Through partnerships and fundraising platforms such as the Beyond Zero marathon, Kenyatta said her organisation could pool adequate resources to supply mobile medical clinics to all of Kenya’s 47 counties.
Besides the mobile clinics, the First Lady said Beyond Zero had rolled out the medical safari initiative to enhance access to health services by vulnerable communities to support Kenya’s universal health coverage plan.
“More recently, we have expanded our focus to respond to unmet health needs through the Beyond Zero Medical Safaris. This program has contributed to the strengthening of our national resolve towards universal healthcare by enhancing the capacity of our health systems,” the First Lady said.
On Africa’s rising cancer disease burden, First Lady Margaret Kenyatta called for increased screening of particularly cervical and breast cancers, saying the two variants had the highest mortality rates on the continent.
“As we celebrate our work, we are, however, reminded that more needs to be done; especially around screening and detection of cancers, specifically cervical and breast cancers. These remain a growing concern with high mortality rates in our region,” she said.
In a related story, stakeholders in the fight against cancer remain upbeat that Kenya is on the right trajectory amid enhanced efforts to address the health challenge.
Council of Governors Health committee chair and the Kisumu Governor, Prof. Anyang’ Nyong’o said the country has witnessed intensified efforts to address the challenge even as he called for more investment and enhanced collaboration with the private sector.
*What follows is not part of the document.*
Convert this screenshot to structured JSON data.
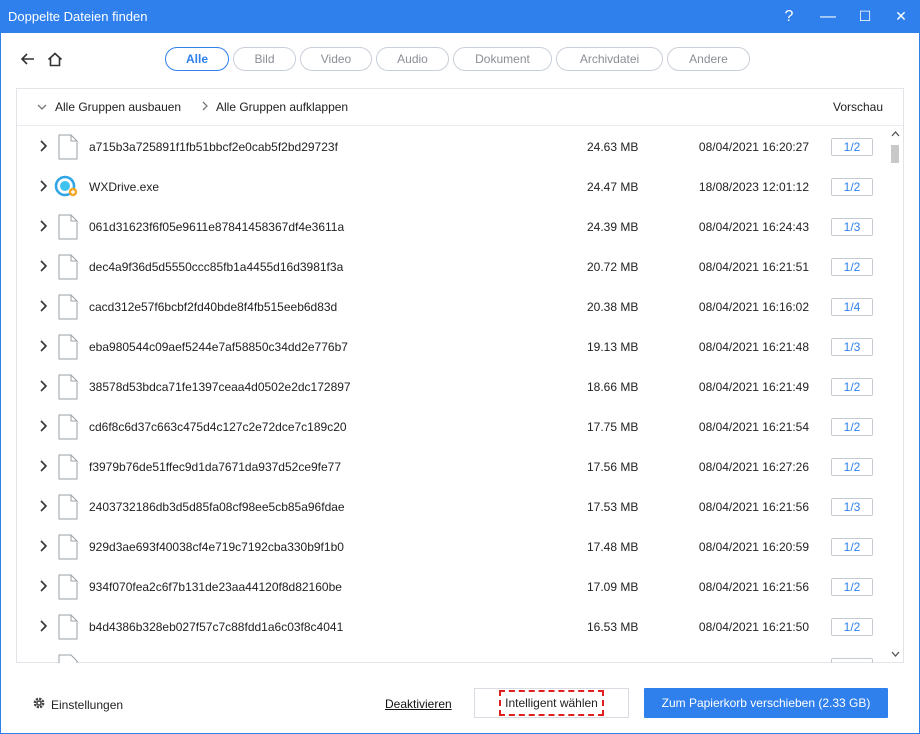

“There is a major role for all of us in placing preventive health as a central Pillar to our health services, cancer included. Let us focus on the new UHC and NHIF and see how they can work together to support primary healthcare to deal conclusively with cancer,” he said.
Cancer centre opened
Earlier this month, President Uhuru Kenyatta opened a regional cancer centre at the Coast General Teaching and Referral Hospital in the coastal city of Mombasa.
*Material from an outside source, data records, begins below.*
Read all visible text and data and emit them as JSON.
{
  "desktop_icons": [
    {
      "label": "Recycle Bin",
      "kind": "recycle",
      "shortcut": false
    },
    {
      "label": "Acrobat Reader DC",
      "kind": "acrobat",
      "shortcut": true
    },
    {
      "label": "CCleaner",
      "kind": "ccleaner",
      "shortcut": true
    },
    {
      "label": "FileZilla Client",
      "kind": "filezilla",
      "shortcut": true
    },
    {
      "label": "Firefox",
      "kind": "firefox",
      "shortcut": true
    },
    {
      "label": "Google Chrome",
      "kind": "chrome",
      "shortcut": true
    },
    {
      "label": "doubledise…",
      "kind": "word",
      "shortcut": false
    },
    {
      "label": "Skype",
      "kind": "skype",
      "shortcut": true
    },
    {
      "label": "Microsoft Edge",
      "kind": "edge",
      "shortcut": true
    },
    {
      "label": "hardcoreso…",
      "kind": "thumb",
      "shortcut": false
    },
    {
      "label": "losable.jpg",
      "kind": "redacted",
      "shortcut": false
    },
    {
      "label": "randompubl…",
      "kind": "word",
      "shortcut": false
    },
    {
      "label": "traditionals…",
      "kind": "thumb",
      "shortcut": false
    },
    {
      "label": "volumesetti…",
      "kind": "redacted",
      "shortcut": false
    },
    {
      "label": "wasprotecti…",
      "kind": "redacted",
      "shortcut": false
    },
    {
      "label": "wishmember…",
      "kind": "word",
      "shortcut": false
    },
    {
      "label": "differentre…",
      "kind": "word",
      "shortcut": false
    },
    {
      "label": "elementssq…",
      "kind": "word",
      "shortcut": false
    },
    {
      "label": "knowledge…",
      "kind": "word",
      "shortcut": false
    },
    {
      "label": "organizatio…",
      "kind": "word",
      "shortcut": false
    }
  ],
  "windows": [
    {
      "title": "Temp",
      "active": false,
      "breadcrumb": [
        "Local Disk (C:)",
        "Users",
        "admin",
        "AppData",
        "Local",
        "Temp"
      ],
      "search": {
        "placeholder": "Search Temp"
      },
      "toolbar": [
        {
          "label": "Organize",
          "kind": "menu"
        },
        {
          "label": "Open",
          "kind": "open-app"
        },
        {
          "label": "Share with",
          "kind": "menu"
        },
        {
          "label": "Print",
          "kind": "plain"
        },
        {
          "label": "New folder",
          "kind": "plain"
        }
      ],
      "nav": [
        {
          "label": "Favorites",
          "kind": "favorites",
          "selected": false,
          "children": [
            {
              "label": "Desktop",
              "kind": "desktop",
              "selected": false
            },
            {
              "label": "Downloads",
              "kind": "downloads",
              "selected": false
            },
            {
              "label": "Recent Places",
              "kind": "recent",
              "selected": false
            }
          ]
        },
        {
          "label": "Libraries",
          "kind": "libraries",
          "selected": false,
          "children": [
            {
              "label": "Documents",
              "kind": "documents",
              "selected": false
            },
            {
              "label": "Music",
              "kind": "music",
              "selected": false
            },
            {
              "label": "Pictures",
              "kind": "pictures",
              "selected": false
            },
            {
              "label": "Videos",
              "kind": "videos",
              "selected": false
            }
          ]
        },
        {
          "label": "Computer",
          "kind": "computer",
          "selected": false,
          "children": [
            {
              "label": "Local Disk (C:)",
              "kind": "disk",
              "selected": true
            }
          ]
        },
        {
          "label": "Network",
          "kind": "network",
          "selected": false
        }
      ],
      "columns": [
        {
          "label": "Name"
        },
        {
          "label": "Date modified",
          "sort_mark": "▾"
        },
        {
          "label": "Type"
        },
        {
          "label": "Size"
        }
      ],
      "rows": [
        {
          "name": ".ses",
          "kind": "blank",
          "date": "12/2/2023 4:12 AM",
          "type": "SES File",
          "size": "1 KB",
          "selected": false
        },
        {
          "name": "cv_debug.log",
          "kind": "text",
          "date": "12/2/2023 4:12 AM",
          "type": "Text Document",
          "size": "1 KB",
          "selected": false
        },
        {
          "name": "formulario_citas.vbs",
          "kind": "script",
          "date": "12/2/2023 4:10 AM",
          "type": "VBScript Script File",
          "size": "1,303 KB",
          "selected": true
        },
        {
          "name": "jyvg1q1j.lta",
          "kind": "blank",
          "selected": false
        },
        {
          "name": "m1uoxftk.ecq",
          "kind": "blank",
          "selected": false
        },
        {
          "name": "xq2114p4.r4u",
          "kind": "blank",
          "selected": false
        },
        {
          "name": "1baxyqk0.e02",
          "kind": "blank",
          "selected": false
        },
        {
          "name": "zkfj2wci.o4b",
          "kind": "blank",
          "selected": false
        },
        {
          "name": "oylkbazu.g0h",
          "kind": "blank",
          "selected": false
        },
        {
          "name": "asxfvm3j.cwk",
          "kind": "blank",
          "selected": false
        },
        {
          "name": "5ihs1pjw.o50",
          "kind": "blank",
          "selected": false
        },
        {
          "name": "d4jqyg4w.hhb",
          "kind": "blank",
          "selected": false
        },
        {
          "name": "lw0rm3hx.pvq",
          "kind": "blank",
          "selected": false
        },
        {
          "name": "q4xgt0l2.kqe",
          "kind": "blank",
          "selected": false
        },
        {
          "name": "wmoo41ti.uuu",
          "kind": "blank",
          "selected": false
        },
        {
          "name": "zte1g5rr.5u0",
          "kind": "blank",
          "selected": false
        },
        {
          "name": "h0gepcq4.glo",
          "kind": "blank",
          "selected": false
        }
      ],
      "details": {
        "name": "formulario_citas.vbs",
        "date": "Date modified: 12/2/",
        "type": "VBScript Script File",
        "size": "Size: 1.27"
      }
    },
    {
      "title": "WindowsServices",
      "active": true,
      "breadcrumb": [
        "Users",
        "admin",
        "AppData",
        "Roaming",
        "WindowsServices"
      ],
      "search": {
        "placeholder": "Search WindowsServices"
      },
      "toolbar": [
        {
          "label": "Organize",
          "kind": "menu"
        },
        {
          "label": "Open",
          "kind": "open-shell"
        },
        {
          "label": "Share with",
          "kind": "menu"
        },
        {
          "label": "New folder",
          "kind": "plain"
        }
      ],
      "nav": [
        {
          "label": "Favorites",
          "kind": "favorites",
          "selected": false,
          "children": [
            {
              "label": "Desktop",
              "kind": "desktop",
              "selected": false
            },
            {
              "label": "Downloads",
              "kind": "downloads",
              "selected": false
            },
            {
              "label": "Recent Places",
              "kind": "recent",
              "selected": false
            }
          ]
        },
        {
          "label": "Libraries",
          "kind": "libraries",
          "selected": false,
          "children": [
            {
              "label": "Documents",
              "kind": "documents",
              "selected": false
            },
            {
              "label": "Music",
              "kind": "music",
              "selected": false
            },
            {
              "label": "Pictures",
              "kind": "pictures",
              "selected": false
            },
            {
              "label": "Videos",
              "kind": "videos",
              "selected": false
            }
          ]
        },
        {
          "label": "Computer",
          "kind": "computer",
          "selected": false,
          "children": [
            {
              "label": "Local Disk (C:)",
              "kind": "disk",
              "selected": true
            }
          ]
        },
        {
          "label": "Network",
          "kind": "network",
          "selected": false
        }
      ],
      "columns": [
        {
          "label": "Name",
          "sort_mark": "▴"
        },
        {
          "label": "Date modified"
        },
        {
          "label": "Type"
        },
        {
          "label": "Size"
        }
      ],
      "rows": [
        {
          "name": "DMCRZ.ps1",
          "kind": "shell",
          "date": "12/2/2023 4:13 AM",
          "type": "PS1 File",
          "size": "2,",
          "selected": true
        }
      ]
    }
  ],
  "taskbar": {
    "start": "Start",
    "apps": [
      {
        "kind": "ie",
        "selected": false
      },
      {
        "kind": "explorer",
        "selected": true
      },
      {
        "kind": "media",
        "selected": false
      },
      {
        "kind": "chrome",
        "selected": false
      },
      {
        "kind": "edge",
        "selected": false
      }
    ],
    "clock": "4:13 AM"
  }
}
The ultra-modern facility, developed in partnership between the national government and the county government of Mombasa as part of the Universal Health Coverage (UHC) pillar of the Big 4 Agenda, comprises high-tech equipment to offer comprehensive cancer care.
The centre, which will cater for cancer patients in the region and beyond, becomes the second public facility of its type in Kenya after the one at the Kenyatta University Teaching, Referral and Research Hospital.
Kenyatta lauded the partnership between the national and county governments to deliver health services to Kenyans.
Citing the example of the cancer centre, the President emphasised that without cooperation between the two levels of government, there would be no significant development.
“This hospital is now able to provide services because we sat together with the governor who offered the land for us, as the national government, to put up the infrastructure and install modern equipment.
Data indicates that cancer is the third leading cause of death in Kenya after infectious and cardiovascular diseases.
The ASCO Post reports that from 2012 to 2018, the annual incidence of cancer rose from 37,000 to 47,887 new cases. Annual cancer mortality rose almost 16 per cent from 28,500 to 32,987 cancer-related deaths.